I do use filing cabinets. They are for a) storing finished things that one plans never to look at again and b) putting things that one would feel bad about throwing away but has no intention of reading. Say an old colleague sends you a long boring paper that she has just finished. It would be unfeeling and mean to throw it away; one would no doubt have to lie the next time one saw the person. But if one puts the essay in a filing cabinet one can say, "Yes, it's in my file of things to read this summer". All this implies is that one has a file labeled "Thing to read this summer" and that one put the paper in it, so one is not really telling a lie, even if the chances of reading the paper this summer (or any summer, fall, winter or spring) are nil.
Now looking as it does, my desk is likely to attract critical comments from vertical organizers. These people tend to think that a desk piled high with paper is the sign of a disorganized person. But this isn't so. It's like looking at a left- handed student all squashed up taking note on one of those desks and thinking that they are uncoordinated. The problem is that they are at a situational disadvantage. And that is the problem for horizontal organizers, too. The whole world is set up to help keep vertically organized people on top of things, through the use of filing cabinets. All horizontally organized people have are desks, the tops of filing cabinets, nearby chairs and the floor. If some thought were put into a good document storage and retrieval system for horizontally organized people, we could be as organized and neat as anyone else.
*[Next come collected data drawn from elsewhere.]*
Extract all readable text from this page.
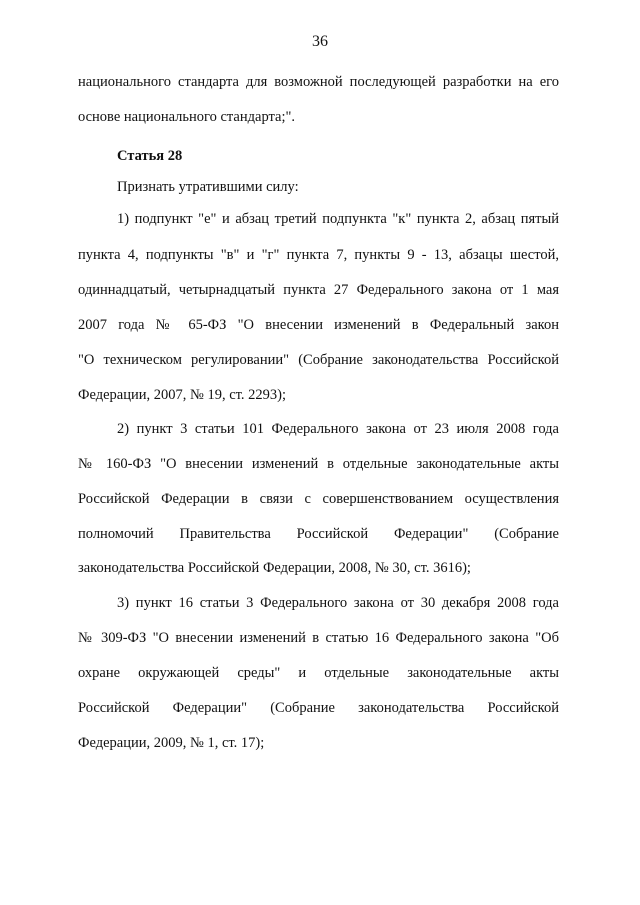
36

национального стандарта для возможной последующей разработки на его

основе национального стандарта;".

Статья 28

Признать утратившими силу:

1) подпункт "е" и абзац третий подпункта "к" пункта 2, абзац пятый

пункта 4, подпункты "в" и "г" пункта 7, пункты 9 - 13, абзацы шестой,

одиннадцатый, четырнадцатый пункта 27 Федерального закона от 1 мая

2007 года № 65-ФЗ "О внесении изменений в Федеральный закон

"О техническом регулировании" (Собрание законодательства Российской

Федерации, 2007, № 19, ст. 2293);

2) пункт 3 статьи 101 Федерального закона от 23 июля 2008 года

№ 160-ФЗ "О внесении изменений в отдельные законодательные акты

Российской Федерации в связи с совершенствованием осуществления

полномочий Правительства Российской Федерации" (Собрание

законодательства Российской Федерации, 2008, № 30, ст. 3616);

3) пункт 16 статьи 3 Федерального закона от 30 декабря 2008 года

№ 309-ФЗ "О внесении изменений в статью 16 Федерального закона "Об

охране окружающей среды" и отдельные законодательные акты

Российской Федерации" (Собрание законодательства Российской

Федерации, 2009, № 1, ст. 17);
Here is my idea. Instead of a desk, I would like to have a very large lazy susan in my office. A lazy susan is a thing like one has at the large tables at Chinese restaurants. A large circular platform sits above the table, covering most of it, just leaving enough room for the plates of the diners around the edge. The various dishes are put on the lazy susan, which can be spun (at a low speed, unless on wants mui gai pan all over one's shirt), so that each diner has access to each dish.
I think something about fifteen feet in diameter would be about right for my office. My whole life would be spread out on this lazy susan. It could have little pie shaped areas that are labeled with letters of the alphabet. When I had gotten as far as I could with the letter to the Medical Clinic I would have just turned the lazy susan around to the right quadrant and placed the materials there. (I suppose the right letter would be "M" for "Medical". Maybe "C" for "Clinic". Or maybe "L" for "letter" or "U" for "Unfinished" or "S" for "Something I'm upset about". I'm sure that if I had a lazy susan I would get the knack of making this sort of decision.)
With my projects laid out on my lazy susan, they would each have a claim on my attention that they could never have if they were filed away. And yet they would be neatly organized, just as organized as if I were a vertical organizer.
Admittedly, a fifteen foot lazy susan would take up lot of space in my office, which is sixteen foot square. I kind of imagine myself like people I have seen in photos of model railroad clubs. The whole room is taken up with the board for the train --- little towns, paper mache mountains, and lots of track running everywhere. The operator ducks under all of this and pops up in the middle somewhere. Since lazy susans are round and my office is square, my chair would presumably be in one the spaces left in the corners. I could come in, crawl under the lazy susan to the corner, and pop up ready to work as efficiently and neatly as a vertically organized person. I could also wear one of those denim engineer caps like model railroaders do, although I suppose that is not strictly necessary to make the system work.